Dans la salle d'attente, les regards s'attardent sur moi. Ronds, étonnés, curieux, inquiets, compatissants. Cela fait trois fois que la radiologue appelle mon nom et me fait revenir en salle d'examen. Dans la cabine, on me redemande de me déshabiller en me donnant pour toute explication cette phrase déjà entendue : Le médecin a besoin de vérifier quelque chose. J'aurais préféré la version : Le médecin a besoin de vérifier qu'il n'y a rien. La manipulatrice radio prend de nouveaux clichés sous un autre angle. Je retourne en salle d'attente et plonge immédiatement le nez dans une grille de sudoku force 6. Pas trop facile pour occuper l'esprit autrement que par la gamberge nocive, pas trop dure non plus pour ne pas se laisser gagner par l'impatience et l'envie d'arrêter de chercher. Lorsqu'on me rappelle une quatrième fois, je suis étonnamment zen. Ce n'est qu'une fois de retour dans la cabine, que la nudité me renvoie à ma vulnérabilité. Le froid me mord la peau. Après une nouvelle série de clichés, on m'invite à patienter pour une échographie complémentaire. Sur mon petit banc, je suis toujours aussi calme mais je cogite. Normal. Sans crise de panique pour autant. Je mesure les bienfaits de la sophrologie. J'ai une pensée pour les copines du "club de ce crabe" où les gagnantes sont celles qui ne font pas "maux comptent double". Encore moins "maux comptent triple". Allongée sur la table, je me décide enfin à poser les questions dérangeantes. Le médecin est une femme à la voix douce. Je la connais, elle est compétente. Je trouve le moyen de plaisanter à propos de mon pédigree foireux qui, au fil des années, me cause de plus en plus de soucis. Il y a une quinzaine de jours, un expert m'assénait que je ne pouvais plus travailler. Je gardais jusqu'alors un mince espoir, j'envisageais même de reprendre des études si nécessaire, d'entamer une formation pour une reconversion.
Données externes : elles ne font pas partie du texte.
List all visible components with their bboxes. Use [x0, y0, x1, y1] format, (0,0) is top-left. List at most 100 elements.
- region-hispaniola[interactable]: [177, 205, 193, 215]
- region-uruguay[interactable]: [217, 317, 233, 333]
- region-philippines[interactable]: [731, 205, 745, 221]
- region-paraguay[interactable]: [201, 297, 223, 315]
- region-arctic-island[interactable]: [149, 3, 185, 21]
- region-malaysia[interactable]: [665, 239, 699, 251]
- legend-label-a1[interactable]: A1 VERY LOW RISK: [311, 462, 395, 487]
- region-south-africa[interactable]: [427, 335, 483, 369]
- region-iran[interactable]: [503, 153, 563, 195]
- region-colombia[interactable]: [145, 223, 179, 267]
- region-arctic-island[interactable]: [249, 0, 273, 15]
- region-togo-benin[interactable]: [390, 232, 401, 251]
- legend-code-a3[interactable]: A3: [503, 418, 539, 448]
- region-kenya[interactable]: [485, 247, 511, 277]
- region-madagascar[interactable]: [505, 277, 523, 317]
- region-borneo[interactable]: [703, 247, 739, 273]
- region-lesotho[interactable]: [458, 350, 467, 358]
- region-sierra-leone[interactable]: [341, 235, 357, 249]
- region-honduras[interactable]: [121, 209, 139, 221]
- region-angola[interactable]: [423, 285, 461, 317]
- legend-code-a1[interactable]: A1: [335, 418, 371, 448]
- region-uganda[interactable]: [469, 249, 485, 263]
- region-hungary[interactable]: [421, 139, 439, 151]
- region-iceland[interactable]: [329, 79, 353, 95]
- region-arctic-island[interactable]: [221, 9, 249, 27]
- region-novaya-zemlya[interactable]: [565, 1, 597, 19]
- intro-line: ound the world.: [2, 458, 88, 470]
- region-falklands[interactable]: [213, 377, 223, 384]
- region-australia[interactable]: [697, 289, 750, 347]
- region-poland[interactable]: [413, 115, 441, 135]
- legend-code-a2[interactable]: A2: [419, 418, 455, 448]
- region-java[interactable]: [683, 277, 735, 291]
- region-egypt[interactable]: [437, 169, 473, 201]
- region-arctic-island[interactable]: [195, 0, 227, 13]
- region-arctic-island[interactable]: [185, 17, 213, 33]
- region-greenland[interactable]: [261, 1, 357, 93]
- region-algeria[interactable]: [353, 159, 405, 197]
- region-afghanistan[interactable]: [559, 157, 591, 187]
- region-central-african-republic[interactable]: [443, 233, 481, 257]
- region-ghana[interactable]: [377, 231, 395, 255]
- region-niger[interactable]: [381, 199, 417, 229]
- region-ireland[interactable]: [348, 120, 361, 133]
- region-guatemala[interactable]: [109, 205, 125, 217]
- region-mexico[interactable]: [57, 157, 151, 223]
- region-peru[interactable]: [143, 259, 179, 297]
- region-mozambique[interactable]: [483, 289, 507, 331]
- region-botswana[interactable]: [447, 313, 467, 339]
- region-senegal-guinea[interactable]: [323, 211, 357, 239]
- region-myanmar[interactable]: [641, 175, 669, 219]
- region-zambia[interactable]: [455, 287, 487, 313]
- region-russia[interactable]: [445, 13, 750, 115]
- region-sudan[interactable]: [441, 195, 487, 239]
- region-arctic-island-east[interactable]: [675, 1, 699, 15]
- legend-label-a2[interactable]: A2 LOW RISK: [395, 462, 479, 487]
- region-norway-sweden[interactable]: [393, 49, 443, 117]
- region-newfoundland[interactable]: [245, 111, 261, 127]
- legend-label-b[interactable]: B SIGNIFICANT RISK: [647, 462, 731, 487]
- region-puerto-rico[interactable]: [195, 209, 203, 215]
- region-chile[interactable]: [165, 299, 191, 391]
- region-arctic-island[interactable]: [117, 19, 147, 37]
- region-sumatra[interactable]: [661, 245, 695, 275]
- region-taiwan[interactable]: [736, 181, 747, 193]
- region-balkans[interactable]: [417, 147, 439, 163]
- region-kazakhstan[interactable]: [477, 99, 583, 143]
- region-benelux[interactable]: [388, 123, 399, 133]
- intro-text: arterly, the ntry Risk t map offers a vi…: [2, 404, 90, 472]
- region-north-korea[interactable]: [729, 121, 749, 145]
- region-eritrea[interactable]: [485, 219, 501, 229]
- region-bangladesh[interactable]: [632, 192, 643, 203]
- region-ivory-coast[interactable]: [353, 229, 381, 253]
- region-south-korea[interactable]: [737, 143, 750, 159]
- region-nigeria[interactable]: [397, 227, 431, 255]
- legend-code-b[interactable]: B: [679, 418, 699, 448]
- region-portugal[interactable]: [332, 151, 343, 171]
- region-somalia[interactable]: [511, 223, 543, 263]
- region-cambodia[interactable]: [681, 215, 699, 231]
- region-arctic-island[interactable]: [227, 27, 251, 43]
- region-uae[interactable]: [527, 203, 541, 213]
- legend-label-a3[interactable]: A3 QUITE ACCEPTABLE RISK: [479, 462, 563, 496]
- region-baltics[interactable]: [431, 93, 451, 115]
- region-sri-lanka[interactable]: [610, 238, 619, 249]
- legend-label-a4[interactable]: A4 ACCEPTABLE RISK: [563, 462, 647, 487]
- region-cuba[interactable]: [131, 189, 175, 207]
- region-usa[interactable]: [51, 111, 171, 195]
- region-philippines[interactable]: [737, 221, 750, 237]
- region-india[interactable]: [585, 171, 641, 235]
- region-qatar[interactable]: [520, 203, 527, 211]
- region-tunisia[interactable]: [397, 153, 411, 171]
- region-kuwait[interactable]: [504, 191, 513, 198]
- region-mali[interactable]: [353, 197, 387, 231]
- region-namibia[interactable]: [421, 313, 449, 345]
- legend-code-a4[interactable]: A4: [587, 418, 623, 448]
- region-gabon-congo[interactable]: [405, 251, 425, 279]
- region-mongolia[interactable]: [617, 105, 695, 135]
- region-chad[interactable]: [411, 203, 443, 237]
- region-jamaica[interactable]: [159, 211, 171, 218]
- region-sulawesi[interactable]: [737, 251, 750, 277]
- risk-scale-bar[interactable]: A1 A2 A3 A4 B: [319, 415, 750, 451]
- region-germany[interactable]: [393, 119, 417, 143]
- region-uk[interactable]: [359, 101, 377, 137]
J'obtiens des réponses rassurantes. L'anomalie détectée est restée stable depuis la dernière fois. Un second avis est néanmoins demandé auprès d'un confrère. J'en serai informée dans quelques jours. Directement, chez moi. Je suis déjà en attente de l'avis du professeur consulté à l'hôpital la semaine dernière dans le cadre du suivi d'un cancer de la peau. Contrairement aux hypocondriaques qui en redemandent toujours davantage, j'aimerais tant en avoir fini avec tous ces examens invasifs ou non. Je souhaiterais tant prendre de la distance par rapport au monde médical. Si je n'y suis plus liée désormais professionnellement, je suis obligée de passer régulièrement par la case "hôpital". En gagnant mensuellement, l'équivalent d'un demi-salaire de smicard. Me voila dépendante aussi financièrement ! Mais, toujours bien vivante. Et ça, ça n'a pas de prix.

Je quitte le centre de sénologie, soulagée malgré l'imagerie toujours en dehors de la normale. Le vent et la pluie me font définitivement sortir de l'état de "tord-peur".  Une brûlure que je reconnais me mange soudain le visage. Le stress que je niais ressentir a fait surgir le masque de loup caractéristique de la maladie auto-immune qui vient compléter le tableau désastreux du vilain petit canard boîteux. Je passe un coup de fil à la clinique où je dois entrer le lendemain. La sentence tombe. La poussée de lupus présente des risques pour l'anesthésie générale. L'intervention, même bénigne, est décalée de trois semaines.

D'ici là, je vous fiche la paix. Non sans avoir promulgué auparavant ces quelques conseils : prenez soin de vous, faites bien vos bilans de santé comme préconisé ! Même si ça fait flipper, on a tout à y gagner.